Solving online events

It’s often struck me that networking events are pretty inefficient and random. If you’re going to spend 1 hour or 2 in a room with 50 or 500 people, then you could take that as a purely social occasion and enjoy yourself. But if your purpose is to have professionally useful conversations, then what proportion of the people in the room can you talk to in 1 hour and how likely is it that they’ll be the right ones? Who’s there? I sometimes suggest it would be helpful if we all wore banners, as in the image at the top, so that you could look across the room and see who to talk to. (First Tuesday did something like this in 1999, with different colored badges.)

This might just be that I’m an introvert asking for a machine to manage human connections for me (and I am), but there is also clearly an opportunity to scale the networking that happens around events in ways that don’t rely on random chance and alcohol tolerance. A long time ago Twitter took some of that role, and the explosion of online dating also shows how changing the way you think about pools and sample sets changes outcomes. In 2017, 40% of new relationships in the USA started online. Next, before lockdown, you would often have planned to schedule a non-urgent meeting with a partner or client or connection ‘when we’re in the same city’. That might be at some specific event, but it might also just be for some ad hoc trip – ‘next time I’m in the Bay Area’ or ‘next time you’re in New York’. In January most people would never actually have thought of making that a video call, but today every meeting is a video call, so all of those meetings can be a video call too, and can happen this week rather than ‘next time I fly to that city’ – or ‘at CES/NAB/MIPCOM’. In the last few months video calls have broken through that habit. I wonder what happens if we accelerate all of those meetings in that way.
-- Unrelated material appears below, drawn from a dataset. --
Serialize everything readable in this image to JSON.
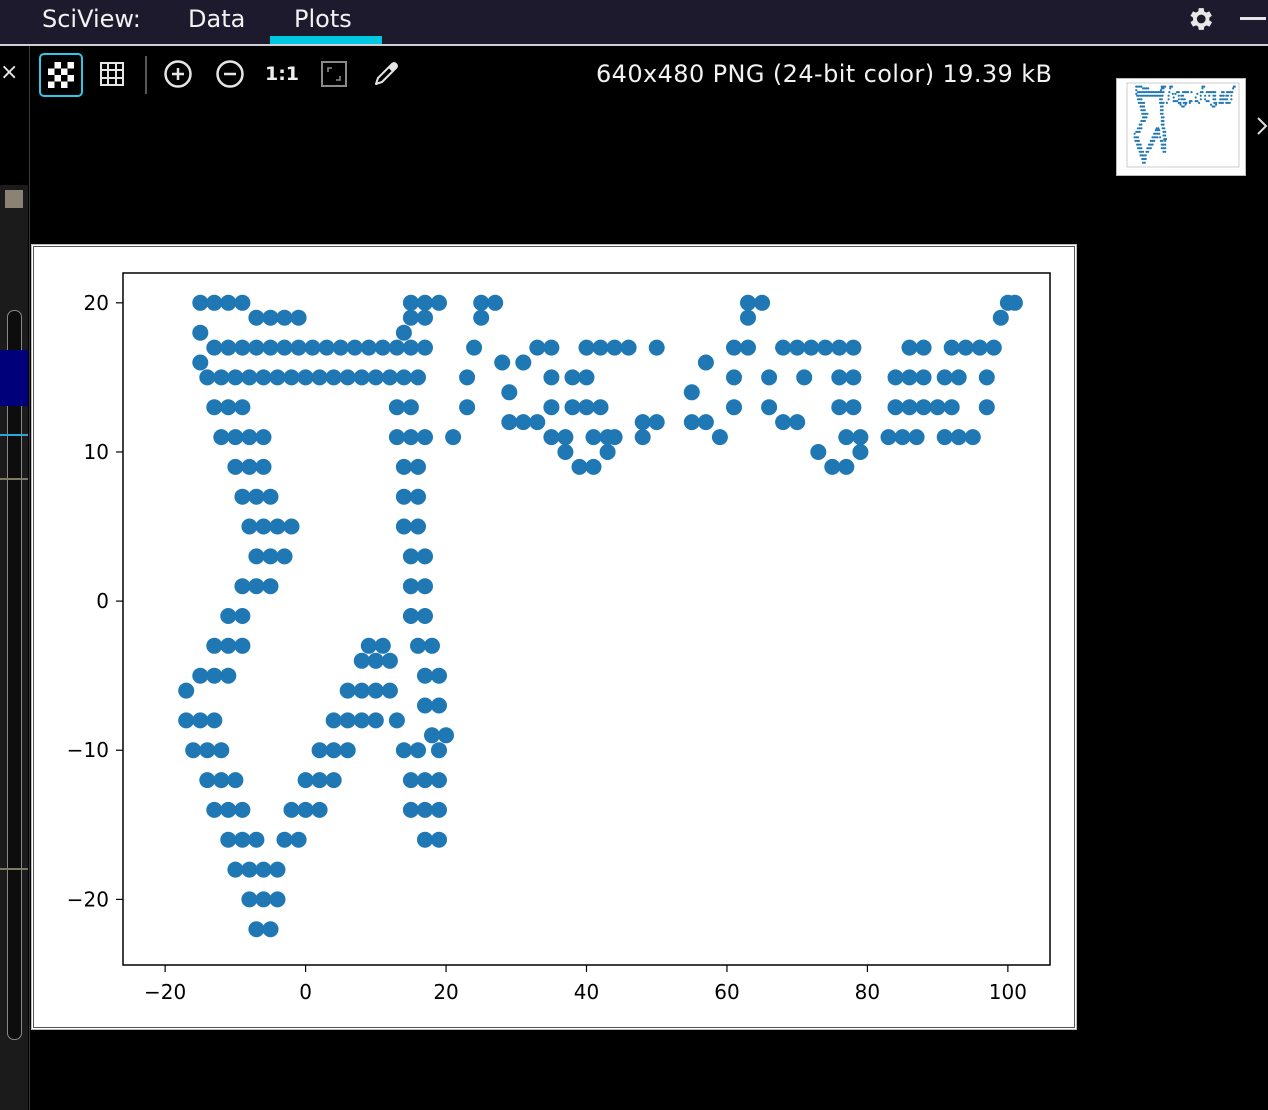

On the unbundling of events, and how networking might be done better.

On GPT-3

GPT-3 is scary because it’s a tiny model compared to what’s possible, with a simple uniform architecture trained in the dumbest way possible (prediction of next text token) on a single impoverished modality (random Internet text dumps) on tiny data (fits on a laptop), and yet, the first version already manifests crazy runtime meta-learning—and the scaling curves still are not bending! The samples are also better than ever, whether it’s GPT-3 inventing new dick jokes or writing (mostly working) JavaScript tutorials about rotating arrays. Does it set SOTA on every task? No, of course not. But the question is not whether we can lawyerly find any way in which it might not work, but whether there is any way which it might work.